His Beatitude Metropolitan Anthony (Khrapovitsky) (Sermon for the second week of Great Lent, given in the period 1935-1936).


While those subjected to "excommunication" and various penances remained members of the Church, albeit limited in their participation in Her grace-filled life, those anathematized were completely cut off from Her until they repented. Recognizing its own inability to do anything for their salvation, given their stubbornness and hardness of heart, the earthly Church lifts them up to God's judgment. That judgment is merciful for repentant sinners, but terrible for God's stubborn enemies. "It is a fearful thing to fall into the hands of the living God," "for our God is a consuming fire" (Heb. 10:31; 12:29). Anathema is not yet final destruction: Repentance is possible before death. "Anathema" is terrible not because the Church wishes them harm, or God their destruction. They desire that everyone be saved. But it is terrible to stand before the Face of God in a state of bitterness: nothing is hidden from Him.

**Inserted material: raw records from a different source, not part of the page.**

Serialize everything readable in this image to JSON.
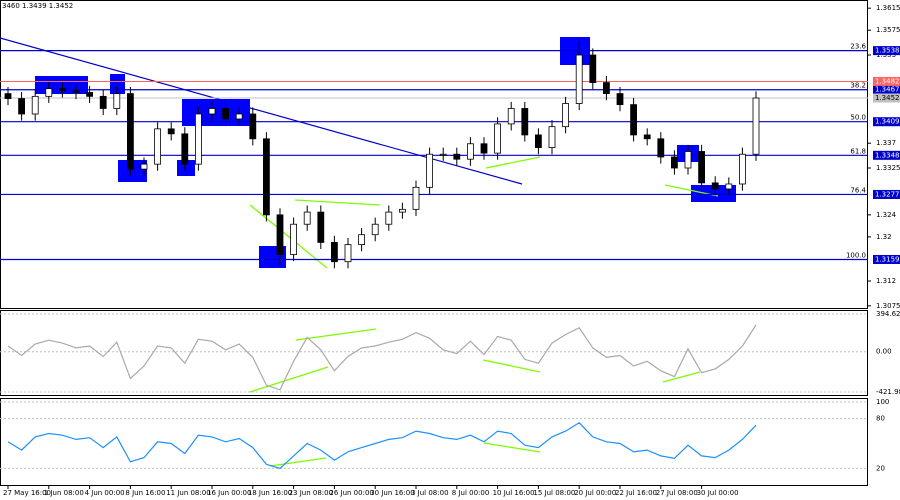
{
  "chart_data": [
    {
      "type": "candlestick",
      "title": "3460 1.3439 1.3452",
      "color": "#000000",
      "up_fill": "#ffffff",
      "categories": [
        "27 May 16:00",
        null,
        null,
        "1 Jun 08:00",
        null,
        null,
        "4 Jun 00:00",
        null,
        null,
        "8 Jun 16:00",
        null,
        null,
        "11 Jun 08:00",
        null,
        null,
        "16 Jun 00:00",
        null,
        null,
        "18 Jun 16:00",
        null,
        null,
        "23 Jun 08:00",
        null,
        null,
        "26 Jun 00:00",
        null,
        null,
        "30 Jun 16:00",
        null,
        null,
        "3 Jul 08:00",
        null,
        null,
        "8 Jul 00:00",
        null,
        null,
        "10 Jul 16:00",
        null,
        null,
        "15 Jul 08:00",
        null,
        null,
        "20 Jul 00:00",
        null,
        null,
        "22 Jul 16:00",
        null,
        null,
        "27 Jul 08:00",
        null,
        null,
        "30 Jul 00:00",
        null,
        null,
        null,
        null
      ],
      "open": [
        1.346,
        1.3451,
        1.3423,
        1.3455,
        1.3469,
        1.3465,
        1.3462,
        1.3455,
        1.3433,
        1.346,
        1.3323,
        1.3332,
        1.3396,
        1.3387,
        1.3332,
        1.3423,
        1.3433,
        1.3414,
        1.3423,
        1.3378,
        1.324,
        1.3168,
        1.3223,
        1.3245,
        1.319,
        1.3155,
        1.3186,
        1.3204,
        1.3223,
        1.3245,
        1.325,
        1.329,
        1.335,
        1.335,
        1.3341,
        1.3369,
        1.3352,
        1.3405,
        1.3433,
        1.3385,
        1.3362,
        1.34,
        1.3442,
        1.353,
        1.348,
        1.346,
        1.344,
        1.3385,
        1.3378,
        1.3345,
        1.3325,
        1.3355,
        1.3298,
        1.3287,
        1.3296,
        1.335
      ],
      "high": [
        1.3472,
        1.3463,
        1.3467,
        1.3481,
        1.3481,
        1.3477,
        1.3474,
        1.3467,
        1.3472,
        1.3472,
        1.3344,
        1.3408,
        1.3408,
        1.3399,
        1.3435,
        1.3445,
        1.3445,
        1.3435,
        1.3435,
        1.339,
        1.3252,
        1.3235,
        1.3257,
        1.3257,
        1.3202,
        1.3198,
        1.3216,
        1.3235,
        1.3257,
        1.3262,
        1.3302,
        1.3362,
        1.3362,
        1.3362,
        1.3381,
        1.3381,
        1.3417,
        1.3445,
        1.3445,
        1.3397,
        1.3412,
        1.3454,
        1.3555,
        1.3542,
        1.3492,
        1.3472,
        1.3452,
        1.3397,
        1.339,
        1.3357,
        1.3367,
        1.3367,
        1.331,
        1.3308,
        1.3362,
        1.3464
      ],
      "low": [
        1.3439,
        1.3411,
        1.3411,
        1.3443,
        1.3453,
        1.345,
        1.3443,
        1.3421,
        1.3421,
        1.3311,
        1.3311,
        1.332,
        1.3375,
        1.332,
        1.332,
        1.3411,
        1.3402,
        1.3402,
        1.3366,
        1.3228,
        1.3148,
        1.3156,
        1.3211,
        1.3178,
        1.3143,
        1.3143,
        1.3174,
        1.3192,
        1.3211,
        1.3233,
        1.3238,
        1.3278,
        1.3338,
        1.3329,
        1.3329,
        1.334,
        1.334,
        1.3393,
        1.3373,
        1.335,
        1.335,
        1.3388,
        1.343,
        1.3468,
        1.3448,
        1.3428,
        1.3373,
        1.3366,
        1.3333,
        1.3313,
        1.3313,
        1.3286,
        1.3275,
        1.3275,
        1.3284,
        1.3338
      ],
      "close": [
        1.3451,
        1.3423,
        1.3455,
        1.3469,
        1.3465,
        1.3462,
        1.3455,
        1.3433,
        1.346,
        1.3323,
        1.3332,
        1.3396,
        1.3387,
        1.3332,
        1.3423,
        1.3433,
        1.3414,
        1.3423,
        1.3378,
        1.324,
        1.3168,
        1.3223,
        1.3245,
        1.319,
        1.3155,
        1.3186,
        1.3204,
        1.3223,
        1.3245,
        1.325,
        1.329,
        1.335,
        1.335,
        1.3341,
        1.3369,
        1.3352,
        1.3405,
        1.3433,
        1.3385,
        1.3362,
        1.34,
        1.3442,
        1.353,
        1.348,
        1.346,
        1.344,
        1.3385,
        1.3378,
        1.3345,
        1.3325,
        1.3355,
        1.3298,
        1.3287,
        1.3296,
        1.335,
        1.3452
      ],
      "ylim": [
        1.3071,
        1.3628
      ],
      "yticks": [
        1.3615,
        1.3575,
        1.353,
        1.337,
        1.3325,
        1.324,
        1.32,
        1.312,
        1.3075
      ],
      "level_color": "#0000cd",
      "levels": [
        {
          "label": "23.6",
          "value": 1.3538
        },
        {
          "label": "38.2",
          "value": 1.3467
        },
        {
          "label": "50.0",
          "value": 1.3409
        },
        {
          "label": "61.8",
          "value": 1.3348
        },
        {
          "label": "76.4",
          "value": 1.3277
        },
        {
          "label": "100.0",
          "value": 1.3159
        }
      ],
      "marker_lines": [
        {
          "value": 1.3482,
          "color": "#ff6464"
        },
        {
          "value": 1.3452,
          "color": "#c0c0c0"
        }
      ]
    },
    {
      "type": "line",
      "color": "#a9a9a9",
      "values": [
        60,
        -40,
        80,
        120,
        90,
        40,
        60,
        -50,
        100,
        -280,
        -150,
        60,
        40,
        -120,
        130,
        110,
        20,
        80,
        -60,
        -350,
        -400,
        -100,
        150,
        20,
        -200,
        -50,
        40,
        60,
        100,
        130,
        200,
        140,
        20,
        -20,
        110,
        -30,
        160,
        120,
        -80,
        -120,
        90,
        180,
        250,
        40,
        -60,
        -40,
        -150,
        -100,
        -200,
        -260,
        30,
        -220,
        -180,
        -80,
        60,
        280
      ],
      "ylim": [
        -453,
        426
      ],
      "yticks": [
        394.6289,
        {
          "value": 0,
          "label": "0.00"
        },
        -421.987
      ]
    },
    {
      "type": "line",
      "color": "#1e90ff",
      "values": [
        52,
        42,
        58,
        62,
        60,
        55,
        57,
        45,
        58,
        28,
        33,
        52,
        50,
        38,
        60,
        58,
        52,
        56,
        45,
        25,
        20,
        35,
        50,
        42,
        30,
        40,
        45,
        50,
        55,
        57,
        65,
        62,
        57,
        55,
        60,
        52,
        65,
        62,
        48,
        45,
        58,
        65,
        75,
        58,
        52,
        50,
        40,
        42,
        35,
        32,
        48,
        35,
        33,
        42,
        55,
        72
      ],
      "ylim": [
        0,
        100
      ],
      "yticks": [
        100,
        80,
        20
      ]
    }
  ]
}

Saint John (Maximovich), Archbishop of Shanghai and San Francisco (The word "anathema" and its meaning.)


Let it be known to everyone that the Church never curses anyone. The word "curse" is a terrible word. And in the Gospel we know only one indication of when this terrible word will be uttered by the One Who alone can utter it—when, at the Last Judgment, the stern Judge says to those who have been unfaithful to Him: "Depart from Me, you cursed, into the everlasting fire prepared for the devil and his angels." He alone can say this, and we curse no one. An anathema proclaimed by the Church is in no way a curse, not an invocation of punishment and God's wrath upon a person, but only an excommunication from the Church, an excommunication of one who has effectively ceased to be a member. Only those who are faithful to the Church belong to and are members of it. (…) But remember that the proclamation of anathema is combined in the Triumph of Orthodoxy with touching prayers to the Lord, asking that He Himself bring those who have gone astray to their senses. The Church is forced to say about them that they are anathema, that is, apostates, and are excommunicated from the Church, but she grieves for them and prays for them that the Lord will help them come to their senses and return to the bosom of the Mother Church.


Saint Philaret (Voznesensky), Metropolitan of New York (Orthodoxy in the Modern World. The Meaning of Anathema).


Every act of excommunication from the Orthodox Church is always an act of Divine wrath of Love. The purpose of every ecclesiastical excommunication is to facilitate the salvation of a perishing human soul. When nothing else can bring the lost to reason, fear can help. "And to some have mercy, discerningly, but to others save with fear" (Jude 1:22-23). ​​This is how the Holy Church of Christ acts. So too, the Lord Himself, who is Love, being infinitely patient and boundlessly merciful, after all means for the salvation of the soul, sends to the sinner, as a final means of conversion, sorrows, illnesses, and suffering.